5. D'autre part, le 2° du 4 de l'article 261 du code général des impôts exonère de la TVA l'ensemble des opérations de livraisons, de commissions, de courtages ou de façons portant sur les organes, le sang ou le lait humains. Aux termes de l'article 4 de l'arrêté du 9 mars 2010 relatif au tarif de cession des produits sanguins labiles, dans sa rédaction applicable jusqu'à son abrogation par l'arrêté modificatif du 26 décembre 2018 : " Les tarifs de cession des produits sanguins labiles s'entendent hors taxes, le taux de TVA applicable étant de 2,1% sur l'ensemble des produits sanguins labiles, à l'exception du sang humain total qui n'est pas soumis à TVA. ". Toutefois, la Cour de justice de l'Union européenne a dit pour droit, dans sa décision C-412/15 du 5 octobre 2016 TMD que l'article 132, paragraphe 1, sous d), de la directive 2006/112/CE du Conseil du 28 novembre 2006 relative au système commun de taxe sur la valeur ajoutée doit être interprété en ce sens que les États membres sont tenus d'exonérer la livraison de sang humain, y compris la livraison du plasma qui entre dans sa composition, lorsque cette livraison contribue directement à des activités d'intérêt général, à savoir lorsque le plasma livré est directement employé pour des soins de santé ou à des fins thérapeutiques.
6. Alors même que l'Etablissement français du sang est investi d'un monopole du prélèvement de sang, de la préparation des produits sanguins, de la qualification biologique des dons et de la distribution des produits sanguins labiles aux établissements de santé, que les tarifs de cession des produits sanguins labiles sont déterminés par arrêté, et que les produits sanguins sont commandés par les établissements de santé sur prescription médicale, la délivrance de produits sanguins s'effectue sur commande pour un prix convenu et donne lieu à l'édition d'une facture.

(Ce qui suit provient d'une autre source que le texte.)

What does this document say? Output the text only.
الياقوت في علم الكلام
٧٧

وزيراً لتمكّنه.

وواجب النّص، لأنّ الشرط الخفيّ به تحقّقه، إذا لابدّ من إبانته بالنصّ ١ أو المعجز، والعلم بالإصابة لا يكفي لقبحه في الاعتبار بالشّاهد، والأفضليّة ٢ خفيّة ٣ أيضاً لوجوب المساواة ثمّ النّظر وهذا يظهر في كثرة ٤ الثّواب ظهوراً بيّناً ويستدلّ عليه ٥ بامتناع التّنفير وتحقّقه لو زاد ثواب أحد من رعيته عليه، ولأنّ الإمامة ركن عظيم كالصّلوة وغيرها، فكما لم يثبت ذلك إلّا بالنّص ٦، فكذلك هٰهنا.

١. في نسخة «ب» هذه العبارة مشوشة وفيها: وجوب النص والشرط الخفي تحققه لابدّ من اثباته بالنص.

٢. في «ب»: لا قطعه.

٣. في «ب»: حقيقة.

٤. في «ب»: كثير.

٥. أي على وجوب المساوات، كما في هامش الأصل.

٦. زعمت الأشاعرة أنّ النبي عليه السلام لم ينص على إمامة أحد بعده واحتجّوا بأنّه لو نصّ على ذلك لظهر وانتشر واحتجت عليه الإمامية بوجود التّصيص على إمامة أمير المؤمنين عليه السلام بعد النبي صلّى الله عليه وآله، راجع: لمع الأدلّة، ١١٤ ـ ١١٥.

Cette prestation de nature contractuelle relève de la mission de santé publique qui, par son objet, se rattache au service public administratif confié à l'Etablissement français du sang, établissement public administratif. Il s'ensuit que seule la responsabilité contractuelle de l'Etablissement français du sang est susceptible d'être engagée à raison des fautes commises par celui-ci dans l'exécution de ce contrat administratif.
7. En outre, il résulte de l'instruction qu'au cours de la période litigieuse, l'Etablissement français du sang s'est borné à collecter, pour le compte de l'Etat, la TVA prévue par les dispositions rappelées au point 5 de l'arrêté du 9 mars 2010 alors en vigueur, relatif au tarif de cession des produits sanguins labiles. Alors même qu'ultérieurement, l'application de la TVA s'est révélée contraire au droit européen, ainsi qu'il a été dit ci-dessus, et que l'établissement aurait tiré avantage de l'assujettissement de ces livraisons à la TVA, l'Etablissement français du sang n'a pas commis de faute de nature à engager sa responsabilité. Il s'ensuit que les conclusions à fin d'indemnisation présentées par la Fondation Saint-Vincent-de-Paul ne peuvent, en tout état de cause, qu'être rejetées.
8. Il résulte de ce qui précède que la Fondation Saint-Vincent-de-Paul n'est pas fondée à se plaindre de ce que, par le jugement attaqué, le Tribunal administratif de Montreuil a rejeté ses demandes. Il s'ensuit que sa requête doit être rejetée, y compris ses conclusions tendant à l'application de l'article L. 761-1 du code de justice administrative. Il n'y a pas lieu, dans les circonstances de l'espèce, de mettre à la charge de la fondation Saint-Vincent-de-Paul la somme que l'Etablissement français du sang demande au même titre.
DECIDE :
Article 1er : La requête de la Fondation Saint-Vincent-de-Paul est rejetée.
Article 2 : Les conclusions de l'Etablissement français du sang tendant à l'application de l'article L. 761-1 du code de justice administrative sont rejetées.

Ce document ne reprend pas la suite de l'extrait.